Die Krankenhaus-Fachabteilung der Inselklinik Heringsdorf / Haus Kulm 
VORGESTELLT VON EINER EHEMALIGEN PATIENTIN FÜR PATIENTEN

Entspannung

Ich würde mich wirklich wundern, wenn Sie den folgenden Zustand nicht kennen: Sie gehen spazieren, wollen sich endlich mal etwas erholen, aber der Kopf arbeitet, will einfach nicht all das loslassen, was ihn schon seit Stunden, nein seit Tagen beschäftigt. Für das Spazierengehen können Sie wahlweise auch den geliebten Hausputz, die Geburtstagsfeier bei einem Ihrer Freunde, den Kinobesuch oder auch etwas anderes einsetzen. Sie haben ja so Ihre eigenen Erfahrungen!

(Diese werden Sie vermutlich grinsen lassen, wenn Sie den Ausspruch vom ollen Lincoln lesen. Vielleicht grinsen Sie aber auch nicht, und das könnte ich gut nachvollziehen, denn es ist ein furchtbarer Zustand, wenn man aus der Gedankenmühle nicht mehr raus kommt.) Und da hat der Lincoln schlichtweg nur gut reden! Sooooooo einfach ist es nun auch wieder nicht!!! ABER: DAS ENTSPANNEN IST ERLERNBAR, UND DAS MACHT HOFFNUNG!

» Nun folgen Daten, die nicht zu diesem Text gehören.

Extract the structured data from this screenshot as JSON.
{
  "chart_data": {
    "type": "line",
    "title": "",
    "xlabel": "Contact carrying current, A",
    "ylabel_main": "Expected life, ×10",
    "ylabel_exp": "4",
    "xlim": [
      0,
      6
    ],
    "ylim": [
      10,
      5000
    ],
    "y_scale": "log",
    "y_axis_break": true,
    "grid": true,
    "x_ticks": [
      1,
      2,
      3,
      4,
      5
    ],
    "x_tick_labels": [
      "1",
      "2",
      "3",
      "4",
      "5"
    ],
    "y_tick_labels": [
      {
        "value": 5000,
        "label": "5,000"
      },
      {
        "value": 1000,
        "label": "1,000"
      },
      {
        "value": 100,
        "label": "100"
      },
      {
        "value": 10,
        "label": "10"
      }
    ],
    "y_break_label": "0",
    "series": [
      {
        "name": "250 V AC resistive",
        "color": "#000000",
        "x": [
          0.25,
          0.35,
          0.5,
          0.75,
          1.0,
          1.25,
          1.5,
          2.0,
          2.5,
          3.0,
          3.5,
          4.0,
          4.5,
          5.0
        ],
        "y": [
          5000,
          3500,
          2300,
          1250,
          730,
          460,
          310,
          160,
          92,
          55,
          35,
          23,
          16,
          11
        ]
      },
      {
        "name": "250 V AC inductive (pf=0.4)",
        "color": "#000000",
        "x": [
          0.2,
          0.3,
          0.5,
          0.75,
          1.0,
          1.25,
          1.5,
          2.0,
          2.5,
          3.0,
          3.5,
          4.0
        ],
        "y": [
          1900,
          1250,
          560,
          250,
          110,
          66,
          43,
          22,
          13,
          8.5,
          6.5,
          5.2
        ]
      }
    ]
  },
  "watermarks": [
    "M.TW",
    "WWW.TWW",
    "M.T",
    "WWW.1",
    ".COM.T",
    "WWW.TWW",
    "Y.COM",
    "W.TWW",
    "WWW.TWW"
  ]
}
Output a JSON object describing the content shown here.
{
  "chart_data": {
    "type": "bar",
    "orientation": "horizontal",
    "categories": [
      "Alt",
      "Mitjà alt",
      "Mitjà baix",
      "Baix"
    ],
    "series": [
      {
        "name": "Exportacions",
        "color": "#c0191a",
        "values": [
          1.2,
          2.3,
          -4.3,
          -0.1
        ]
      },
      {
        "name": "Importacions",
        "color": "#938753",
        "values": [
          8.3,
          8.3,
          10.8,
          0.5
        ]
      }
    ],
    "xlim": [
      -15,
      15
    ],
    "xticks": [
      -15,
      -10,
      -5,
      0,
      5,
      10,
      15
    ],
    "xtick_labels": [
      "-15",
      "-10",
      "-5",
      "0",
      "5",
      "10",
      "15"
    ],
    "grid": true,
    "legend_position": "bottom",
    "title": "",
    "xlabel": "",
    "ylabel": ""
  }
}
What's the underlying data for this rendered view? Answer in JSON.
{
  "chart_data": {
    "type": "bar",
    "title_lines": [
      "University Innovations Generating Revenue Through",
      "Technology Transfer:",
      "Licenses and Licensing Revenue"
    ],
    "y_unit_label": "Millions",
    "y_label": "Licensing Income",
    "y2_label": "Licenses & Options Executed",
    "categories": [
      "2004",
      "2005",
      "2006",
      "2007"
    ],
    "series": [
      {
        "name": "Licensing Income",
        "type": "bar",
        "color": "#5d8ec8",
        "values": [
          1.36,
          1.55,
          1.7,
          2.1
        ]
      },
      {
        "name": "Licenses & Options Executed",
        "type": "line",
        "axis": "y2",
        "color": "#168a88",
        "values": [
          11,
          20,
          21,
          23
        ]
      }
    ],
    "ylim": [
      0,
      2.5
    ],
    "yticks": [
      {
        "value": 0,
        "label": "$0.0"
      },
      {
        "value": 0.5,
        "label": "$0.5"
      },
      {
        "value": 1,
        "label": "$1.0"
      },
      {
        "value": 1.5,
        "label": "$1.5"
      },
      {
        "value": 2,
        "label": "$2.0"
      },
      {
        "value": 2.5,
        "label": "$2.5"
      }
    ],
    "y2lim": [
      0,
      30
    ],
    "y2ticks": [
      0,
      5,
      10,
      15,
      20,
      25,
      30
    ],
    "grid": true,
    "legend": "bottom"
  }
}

Nutzen Sie die in der Klinik angebotenen Möglichkeiten, Entspannungstechniken kennen zu lernen. Finden Sie heraus, was IHNEN gut tut!

Viel Erfolg!


Thalasso-Therapie

Na ja, die Therapiebezeichnung hört sich mächtig wissenschaftlich und kompliziert an. "Thalassa" bedeutet in der griechischen Sprache "Meer", und davon ist die Bezeichnung für die Therapie auch abgeleitet.
Die Thalasso-Therapie muss also irgendetwas mit der Ostsee zu tun haben, denn am Ufer derselben befindet sich ja die Klinik.

Oh, Sie haben Ihren Klinikaufenthalt im Winter?! Da könnten einem glatt schon beim Lesen die Zähne klappern, wenn man sich auch nur vorstellt, dass man von einer gnadenlosen Therapeutin grinsend ins eiskalte Nass geschickt wird, um ein zwanzigminütiges heilendes Zauberbad in der Ostsee zu nehmen - natürlich unter den staunenden Blicken der nun sprachlosen Winterurlauber, die in ihren mollig warmen Wintersachen das Schauspiel beobachten und Sie aus tiefstem Herzen bemitleiden.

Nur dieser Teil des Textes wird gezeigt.